De nos jours, en France, dans les écoles et les conservatoires, les jeunes filles ont accès, tout comme les garçons, au même enseignement, aux classes de composition et d’harmonie. Idem pour les écoles enseignant le jazz et les autres disciplines. Aucune porte n’est fermée. En dehors de ces structures, la culture musicale ne cesse de rayonner, ouverte et généreuse, sans distinction de sexe, que ce soit dans les concerts, les disques, les livres, etc.

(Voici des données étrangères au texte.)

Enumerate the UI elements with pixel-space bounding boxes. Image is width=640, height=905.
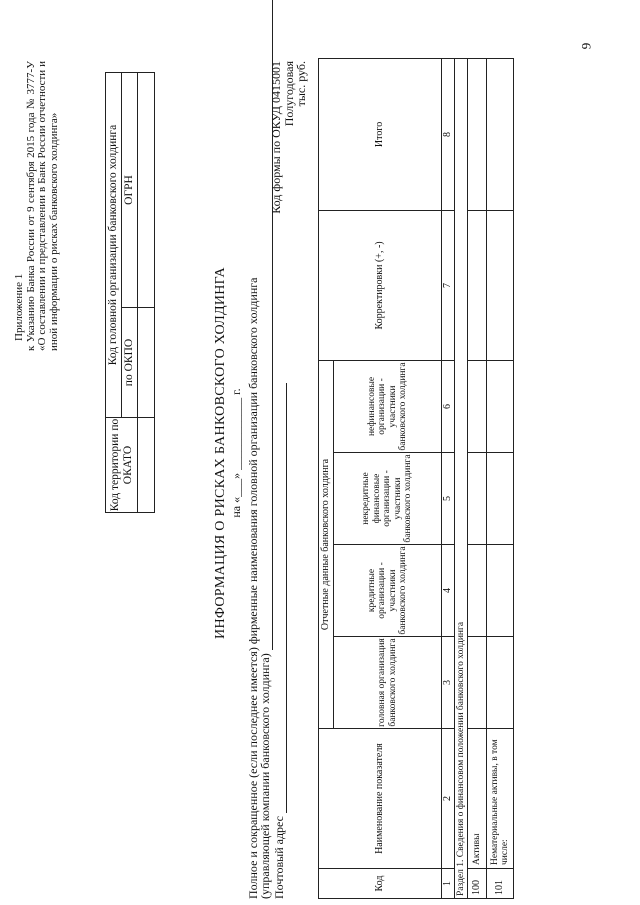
row-name: Активы [468, 728, 487, 868]
address-label: Почтовый адрес [272, 815, 286, 899]
territory-code-header: Код территории по ОКАТО [106, 417, 138, 512]
row-cell [487, 58, 514, 210]
col-number-5: 5 [442, 452, 455, 544]
header-indicator-name: Наименование показателя [319, 728, 442, 868]
col-number-8: 8 [442, 58, 455, 210]
row-cell [468, 360, 487, 452]
col-number-1: 1 [442, 868, 455, 898]
row-cell [487, 452, 514, 544]
col-number-6: 6 [442, 360, 455, 452]
row-cell [468, 636, 487, 728]
codes-table [105, 71, 155, 512]
unit-label: тыс. руб. [294, 60, 308, 106]
col-number-7: 7 [442, 210, 455, 360]
report-period: Полугодовая [282, 60, 296, 126]
col-number-3: 3 [442, 636, 455, 728]
page-number: 9 [578, 42, 594, 50]
management-company-label: (управляющей компании банковского холдинга) [258, 652, 272, 899]
rotated-document [10, 3, 630, 903]
row-cell [487, 636, 514, 728]
ogrn-value [138, 72, 155, 307]
head-org-code-header: Код головной организации банковского холдинга [106, 72, 122, 417]
address-underline [274, 382, 287, 812]
header-code: Код [319, 868, 442, 898]
section-1-heading: Раздел 1. Сведения о финансовом положении банковского холдинга [455, 58, 468, 898]
table-row [468, 58, 487, 898]
okud-code: Код формы по ОКУД 0415001 [269, 60, 283, 214]
main-table [318, 57, 514, 898]
header-credit-organizations: кредитные организации - участники банковского холдинга [334, 544, 442, 636]
header-noncredit-financial: некредитные финансовые организации - участники банковского холдинга [334, 452, 442, 544]
row-cell [468, 58, 487, 210]
appendix-note [14, 61, 60, 351]
row-cell [468, 544, 487, 636]
full-name-label: Полное и сокращенное (если последнее имеется) фирменные наименования головной организации банковского холдинга [246, 277, 260, 899]
header-nonfinancial: нефинансовые организации - участники банковского холдинга [334, 360, 442, 452]
appendix-title: Приложение 1 [13, 273, 25, 341]
col-number-4: 4 [442, 544, 455, 636]
row-code: 100 [468, 868, 487, 898]
table-row [487, 58, 514, 898]
row-cell [487, 544, 514, 636]
okpo-header: по ОКПО [122, 307, 138, 417]
header-total: Итого [319, 58, 442, 210]
territory-code-value [138, 417, 155, 512]
row-name: Нематериальные активы, в том числе: [487, 728, 514, 868]
ogrn-header: ОГРН [122, 72, 138, 307]
row-code: 101 [487, 868, 514, 898]
row-cell [468, 210, 487, 360]
header-head-organization: головная организация банковского холдинга [334, 636, 442, 728]
col-number-2: 2 [442, 728, 455, 868]
report-date: на «___» ____________ г. [229, 387, 243, 518]
row-cell [487, 360, 514, 452]
form-title: ИНФОРМАЦИЯ О РИСКАХ БАНКОВСКОГО ХОЛДИНГА [213, 266, 228, 639]
row-cell [487, 210, 514, 360]
appendix-text: к Указанию Банка России от 9 сентября 2015 года № 3777-У «О составлении и представлении в Банк России отчетности и иной информации о рисках банковского холдинга» [24, 60, 60, 351]
okpo-value [138, 307, 155, 417]
row-cell [468, 452, 487, 544]
header-reported-data: Отчетные данные банковского холдинга [319, 360, 334, 728]
header-adjustments: Корректировки (+, -) [319, 210, 442, 360]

Sur un autre plan, puis tout en restant honnête par rapport à ma culture personnelle, je pourrais vous citer rapidement une dizaine de purs instrumentistes masculins, mais plus difficilement du côté féminin. D’autre part, si je me penche plus particulièrement en direction de la musique classique, je constate alors un déséquilibre bien plus flagrant que dans la musique vivante comme le rock ou le jazz (encore que dans le jazz, les chanteuses ont joué pendant longtemps un rôle d'ambassadrice pour les grands orchestres en raison de leur charme et féminité).

Ce qui est certain, c’est que l'acte créatif n'est pas une question de sexe, mais d’idées. Pour écrire une musique ou pour imaginer une sculpture, un pas de danse, il est nécessaire de se libérer intérieurement. Il faut avoir la totale liberté de ses pensées, de son corps, sans qu’interviennent à aucun moment des comparaisons nuisibles capables de freiner son élan.

Nul doute qu’avec le temps de plus en plus de femmes accéderont à la composition et sauront par ce biais imprimer efficacement en leur nom de quelconques révolutions artistiques. L’avenir s’écrit aujourd’hui. C’est une question de choix. Rien actuellement n’interdit à une femme de prendre des initiatives artistiques et j’en suis heureux.